TS strategies use cash for near-term expenses, bonds for intermediate spending and stocks for growth to cover more distant expenses in a form of duration-matching, though less exact. But, so does an SWR strategy, although the common view of an SWR portfolio doesn't typically categorize its assets in that way.
In a paper entitled, "Sustainable Withdrawal Rates: The Historical Evidence on Buffer Zone Strategies", authors Walter Woerheide and David Nanigan showed that the drag on portfolio returns from holding large amounts of cash can be significant. In other words, the comfort of a large cash bucket can come with a heavy cost. According to the authors, the performance drag imposed by a large cash bucket actually leaves the typical portfolio less sustainable. Large cash holdings mean lower expected portfolio returns, and lower expected returns mean a higher probability of ruin.
As Kitces points out, a retiree with a 4% spending rate would need to hold nearly a sixth of her portfolio in cash to cover four years of spending and that has to be a drag on portfolio returns.
Having lots of money, as usual, helps with this problem. With a low withdrawal rate in the 1.5% to 2% range, a retiree can set aside four years of spending and still have a reasonable cash allocation. The performance penalty only comes when withdrawal rates exceed these.
It has also been argued that TS strategies reduce sequence of returns risk, but Moshe Milevsky showed in "Can Buckets Bail Out a Poor Sequence of Investment Returns?" that this strategy cannot always avoid sequence risk. When a retiree spends all his cash in a market downturn he can be left with an extremely risky all-equity portfolio, possibly before the bear market ends.

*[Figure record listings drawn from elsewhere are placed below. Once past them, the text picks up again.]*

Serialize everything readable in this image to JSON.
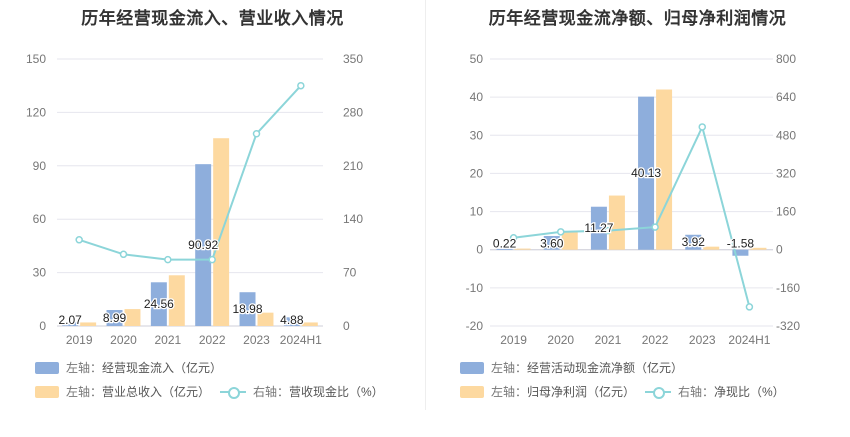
{
  "chart_data": [
    {
      "type": "bar",
      "title": "历年经营现金流入、营业收入情况",
      "categories": [
        "2019",
        "2020",
        "2021",
        "2022",
        "2023",
        "2024H1"
      ],
      "left_axis": {
        "ticks": [
          "0",
          "30",
          "60",
          "90",
          "120",
          "150"
        ],
        "ylim": [
          0,
          150
        ]
      },
      "right_axis": {
        "ticks": [
          "0",
          "70",
          "140",
          "210",
          "280",
          "350"
        ],
        "ylim": [
          0,
          350
        ]
      },
      "series": [
        {
          "name": "经营现金流入（亿元）",
          "axis": "左轴",
          "type": "bar",
          "color": "#8eaedc",
          "values": [
            2.07,
            8.99,
            24.56,
            90.92,
            18.98,
            4.88
          ],
          "labels": [
            "2.07",
            "8.99",
            "24.56",
            "90.92",
            "18.98",
            "4.88"
          ]
        },
        {
          "name": "营业总收入（亿元）",
          "axis": "左轴",
          "type": "bar",
          "color": "#fdd9a0",
          "values": [
            2.0,
            9.5,
            28.5,
            105.5,
            7.5,
            2.0
          ]
        },
        {
          "name": "营收现金比（%）",
          "axis": "右轴",
          "type": "line",
          "color": "#8cd5d9",
          "values": [
            113,
            94,
            87,
            87,
            252,
            315
          ]
        }
      ],
      "legend": [
        {
          "prefix": "左轴：",
          "text": "经营现金流入（亿元）",
          "kind": "bar",
          "color": "#8eaedc"
        },
        {
          "prefix": "左轴：",
          "text": "营业总收入（亿元）",
          "kind": "bar",
          "color": "#fdd9a0"
        },
        {
          "prefix": "右轴：",
          "text": "营收现金比（%）",
          "kind": "line",
          "color": "#8cd5d9"
        }
      ],
      "grid": true,
      "legend_position": "bottom"
    },
    {
      "type": "bar",
      "title": "历年经营现金流净额、归母净利润情况",
      "categories": [
        "2019",
        "2020",
        "2021",
        "2022",
        "2023",
        "2024H1"
      ],
      "left_axis": {
        "ticks": [
          "-20",
          "-10",
          "0",
          "10",
          "20",
          "30",
          "40",
          "50"
        ],
        "ylim": [
          -20,
          50
        ]
      },
      "right_axis": {
        "ticks": [
          "-320",
          "-160",
          "0",
          "160",
          "320",
          "480",
          "640",
          "800"
        ],
        "ylim": [
          -320,
          800
        ]
      },
      "series": [
        {
          "name": "经营活动现金流净额（亿元）",
          "axis": "左轴",
          "type": "bar",
          "color": "#8eaedc",
          "values": [
            0.22,
            3.6,
            11.27,
            40.13,
            3.92,
            -1.58
          ],
          "labels": [
            "0.22",
            "3.60",
            "11.27",
            "40.13",
            "3.92",
            "-1.58"
          ]
        },
        {
          "name": "归母净利润（亿元）",
          "axis": "左轴",
          "type": "bar",
          "color": "#fdd9a0",
          "values": [
            0.3,
            4.8,
            14.2,
            42.0,
            0.8,
            0.5
          ]
        },
        {
          "name": "净现比（%）",
          "axis": "右轴",
          "type": "line",
          "color": "#8cd5d9",
          "values": [
            50,
            75,
            80,
            95,
            515,
            -240
          ]
        }
      ],
      "legend": [
        {
          "prefix": "左轴：",
          "text": "经营活动现金流净额（亿元）",
          "kind": "bar",
          "color": "#8eaedc"
        },
        {
          "prefix": "左轴：",
          "text": "归母净利润（亿元）",
          "kind": "bar",
          "color": "#fdd9a0"
        },
        {
          "prefix": "右轴：",
          "text": "净现比（%）",
          "kind": "line",
          "color": "#8cd5d9"
        }
      ],
      "grid": true,
      "legend_position": "bottom"
    }
  ]
}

(The Milevsky paper is sometimes interpreted as saying that cash buckets cannot avoid a poor sequence of returns. Milevsky, however, simply offers a counterexample argument that shows the strategy doesn't always work.)
You could turn most SWR portfolios into a Time Segmentation portfolio simply by over-allocating cash. But, Woerheide and Nanigan tell us that we would actually hurt portfolio sustainability, not improve it, due to the performance drag of a large cash bucket. Milevsky showed that we can't depend on cash buckets to avoid a poor sequence of returns. This leaves only the behavioral benefit of a Time Segmentation strategy to distinguish it, so it becomes more of a different perspective on a SWR strategy than a unique approach, to my thinking.
If you have a lot of money and a low spending rate, you can hold a cash buffer that covers four or five years of spending without much damage to expected portfolio returns. The benefits will be largely psychological, but will have little or no financial cost. Retirees with a withdrawal rate of 3% or more may find the psychological benefits of this mental accounting worth the financial cost, but need to understand that it comes at a price.
I'm crossing Time Segmentation off my list of sound retirement income strategies, not because it is flawed or dominated, but because I don't believe it is distinct enough from SWR strategies to warrant separate consideration. In the end, it is largely a SWR strategy with perhaps too large an allocation to cash for its own good.
I believe Time Segmentation will provide a useful way for many retirees to view their finances, so just look at your portfolio from both perspectives. And, again, I don't want to minimize the value of making retirees comfortable, even if there are more efficient financial strategies. Over-withholding one's taxes, for example, isn't an efficient way to save money, but some people have trouble saving any other way.
I think a sub-optimal strategy is better than no strategy. Or, as my friend Peter is fond of saying, bad breath is better than no breath at all.